Megan Wilson’s Flower Interruptions are a playful response to the monotony of the predictable and day-to-day routine. Through these installations Wilson aims to create an unexpected environment of joy and delight for viewers/ participants.
The process for the Flower Interruption: AAM began in the summer of 2016 when Allison Wyckoff, Associate Director, Public and Community Programs at the Asian Art Museum invited Wilson to submit a proposal for the inaugural Art/Lit Living Innovation Zone (LIZ). Wilson created a multi-pronged project proposal that was incorporated into the overall exhibition planned for the summer of 2017, Flower Power, curated by Dany Chan.
Following several meetings with AAM team members Allison Wyckoff, Dany Chan, Ami Tseng, Tim Hallman, and Kate Ritchey to discuss logistics and budgeting, Wilson worked with graphic designer Drake Manalo to develop working mock-ups and plans of Flower Interruption: AAM that encompassed the outside and inside of the museum.

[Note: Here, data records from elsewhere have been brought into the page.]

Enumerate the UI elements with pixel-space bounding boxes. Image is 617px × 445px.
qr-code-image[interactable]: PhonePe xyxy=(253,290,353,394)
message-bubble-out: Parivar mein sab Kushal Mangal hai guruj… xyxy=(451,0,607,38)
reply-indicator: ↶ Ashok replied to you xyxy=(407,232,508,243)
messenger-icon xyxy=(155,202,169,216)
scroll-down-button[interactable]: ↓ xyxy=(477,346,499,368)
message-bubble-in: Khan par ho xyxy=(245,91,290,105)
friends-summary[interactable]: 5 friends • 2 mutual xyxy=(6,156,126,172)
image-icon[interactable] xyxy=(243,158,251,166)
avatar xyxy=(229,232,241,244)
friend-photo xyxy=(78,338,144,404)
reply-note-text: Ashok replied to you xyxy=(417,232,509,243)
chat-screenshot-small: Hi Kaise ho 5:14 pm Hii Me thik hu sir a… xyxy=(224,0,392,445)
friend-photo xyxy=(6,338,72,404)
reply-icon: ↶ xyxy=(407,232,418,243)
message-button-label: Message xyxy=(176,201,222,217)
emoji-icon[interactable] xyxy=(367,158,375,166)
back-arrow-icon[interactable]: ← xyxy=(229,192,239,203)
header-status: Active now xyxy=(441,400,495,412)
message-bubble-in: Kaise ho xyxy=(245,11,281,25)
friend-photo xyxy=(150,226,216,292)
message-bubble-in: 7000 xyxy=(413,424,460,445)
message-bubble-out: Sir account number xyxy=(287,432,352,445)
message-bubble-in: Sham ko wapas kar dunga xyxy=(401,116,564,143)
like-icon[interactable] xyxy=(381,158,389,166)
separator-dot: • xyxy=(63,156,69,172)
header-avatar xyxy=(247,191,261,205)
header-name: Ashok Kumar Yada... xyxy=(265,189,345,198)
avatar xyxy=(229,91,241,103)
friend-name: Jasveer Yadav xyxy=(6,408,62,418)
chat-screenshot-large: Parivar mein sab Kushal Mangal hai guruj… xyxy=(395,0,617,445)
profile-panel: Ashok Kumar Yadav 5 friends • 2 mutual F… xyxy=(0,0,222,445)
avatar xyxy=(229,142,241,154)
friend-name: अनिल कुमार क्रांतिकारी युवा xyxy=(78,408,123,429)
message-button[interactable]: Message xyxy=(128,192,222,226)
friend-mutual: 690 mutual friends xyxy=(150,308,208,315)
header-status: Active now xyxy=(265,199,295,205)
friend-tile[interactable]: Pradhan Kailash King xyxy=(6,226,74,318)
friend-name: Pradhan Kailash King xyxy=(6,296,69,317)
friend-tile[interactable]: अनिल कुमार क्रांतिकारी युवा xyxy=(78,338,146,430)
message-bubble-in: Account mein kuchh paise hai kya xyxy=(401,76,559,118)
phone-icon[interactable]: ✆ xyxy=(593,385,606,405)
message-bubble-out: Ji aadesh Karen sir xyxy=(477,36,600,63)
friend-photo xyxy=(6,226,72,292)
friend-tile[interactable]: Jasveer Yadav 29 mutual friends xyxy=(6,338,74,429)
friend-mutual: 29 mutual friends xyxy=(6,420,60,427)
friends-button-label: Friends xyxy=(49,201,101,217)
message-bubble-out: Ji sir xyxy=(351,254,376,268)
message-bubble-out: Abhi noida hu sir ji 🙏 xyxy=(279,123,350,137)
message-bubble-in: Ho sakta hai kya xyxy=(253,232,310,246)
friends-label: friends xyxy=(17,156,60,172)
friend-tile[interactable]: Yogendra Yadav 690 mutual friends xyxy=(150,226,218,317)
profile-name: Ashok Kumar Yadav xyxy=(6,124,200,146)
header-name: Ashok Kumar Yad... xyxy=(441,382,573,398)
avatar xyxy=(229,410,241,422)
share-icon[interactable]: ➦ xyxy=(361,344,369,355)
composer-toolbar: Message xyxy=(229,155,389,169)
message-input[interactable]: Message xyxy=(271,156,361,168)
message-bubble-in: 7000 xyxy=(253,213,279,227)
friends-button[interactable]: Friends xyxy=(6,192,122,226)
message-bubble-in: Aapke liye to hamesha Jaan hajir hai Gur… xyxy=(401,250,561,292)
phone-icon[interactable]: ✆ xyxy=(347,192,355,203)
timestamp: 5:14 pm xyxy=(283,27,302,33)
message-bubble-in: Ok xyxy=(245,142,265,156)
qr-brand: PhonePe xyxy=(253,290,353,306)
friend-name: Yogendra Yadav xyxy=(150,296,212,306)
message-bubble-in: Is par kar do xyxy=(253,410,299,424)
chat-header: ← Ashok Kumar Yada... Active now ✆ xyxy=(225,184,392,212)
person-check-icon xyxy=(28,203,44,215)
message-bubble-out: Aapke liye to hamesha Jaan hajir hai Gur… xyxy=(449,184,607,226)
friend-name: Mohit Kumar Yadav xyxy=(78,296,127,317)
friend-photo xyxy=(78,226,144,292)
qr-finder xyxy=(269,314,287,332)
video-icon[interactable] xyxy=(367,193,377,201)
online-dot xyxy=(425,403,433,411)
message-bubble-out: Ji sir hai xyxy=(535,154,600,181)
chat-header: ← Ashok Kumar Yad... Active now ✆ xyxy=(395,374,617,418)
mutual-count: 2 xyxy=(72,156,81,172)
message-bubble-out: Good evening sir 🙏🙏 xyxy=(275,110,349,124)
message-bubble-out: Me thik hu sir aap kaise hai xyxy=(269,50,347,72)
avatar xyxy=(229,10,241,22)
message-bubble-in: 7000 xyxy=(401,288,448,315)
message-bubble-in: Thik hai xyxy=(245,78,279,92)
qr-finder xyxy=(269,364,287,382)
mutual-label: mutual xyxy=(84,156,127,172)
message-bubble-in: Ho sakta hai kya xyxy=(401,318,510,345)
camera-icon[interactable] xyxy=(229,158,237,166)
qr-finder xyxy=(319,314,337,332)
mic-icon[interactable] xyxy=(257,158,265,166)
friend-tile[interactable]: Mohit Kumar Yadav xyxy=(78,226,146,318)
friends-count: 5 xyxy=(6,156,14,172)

GALLERY of preliminary mock-up drawings and process for mapping the space inside the museum:
Megan Wilson’s Flower Interruption: AAM included:
Flower Interruption: Civic Center Commons:
The inaugural project of the Asian Art Museum’s Art/Lit Living Innovation Zone (LIZ) as part of San Francisco’s Civic Center Commons Initiative. Wilson’s 5’ x 31’ two-sided mural of brightly painted flowers featured the poem Flower Instructions by Maw Shein Win and spilled out onto the ground below and migrated throughout the areas around the museum on Fulton and Larkin streets.
Flower Interruption: Letter to Civic Center Commons Initiative Stakeholders:
A 22" x 30" silkscreened letter/artwork to San Francisco's Mayor, Board of Supervisors, Civic Center Commons leadership team, and stakeholders providing recommendations for the CCC Initiative and the CC Public Realm Plan, based on having spent four months, all day, almost every day painting directly on the grounds of the Civic Center Commons (CCC) and engaging in conversations with the communities that the area serves. The letter was written and designed by Wilson and printed by master printer Calixto Robles.
Flower Interruption: AAM Art Speaks:
One of the most rewarding aspects of the residency at the Asian Art Museum was the opportunity to give presentations to and work with two cohorts of AAM's Art Speak youth internship! Many thanks to: Triana Patel, Educator, Youth and Family Programs and interns: Ahab, Antonia, Kelly, Khanh, Jasmine, Helen, Zane, Jade, Carmen, Juliana, Christine, Ryan, and Lena.
Flower Interruption: Page Street:
Wilson created satellite murals on two garage doors in San Francisco’s Haight neighborhood.
1967 Summer of Love --> 2017 Summer of Rage & Resistance, ATA (Artists' Television Access):
Wilson created a window installation at ATA (Artists Television Access) in San Francisco’s Mission District that featured a timeline spanning the 50 years, capturing the trajectory of pop-culture and dissidence masked as a marketing tool for private profit.
Flower Interruption: AAM Flower Power
Wilson’s flowers wove throughout the Asian Art Museum’s first floor Flower Power exhibition with a super bloom in the Hammond Arcade.
Flower Interruption: Performance
On Sunday, September 24, 2017 Wilson presented her Flower Interruption performance as part of the Flower Power exhibition and as a conclusion to the flowers that she had painted on the sidewalks of Fulton and Larkin Streets around the museum. For the performance Wilson created over 300 brightly colored hand-painted paper flowers that she and a team of assistants installed in the area directly in front of the museum. Once the flowers were placed and the ceremony concluded, audience members were invited to take the flowers with them as symbols of peace and love, as well as reminders of the beauty, strength, and fragility of life.
Flower Interruption: AAM Merchandise:
The Asian Art Museum created a number of merchandise items from my work for the Flower Power exhibition. These included: mugs, coasters, t-shirts, lapel pins, silk scarves and bow ties, socks, mirrors, journals, bookmarks, posters, baby booties, and cards. While the irony of this capitalist display was not lost on me, I was very happy to contribute all of the funds in support of the Asian Art Museum.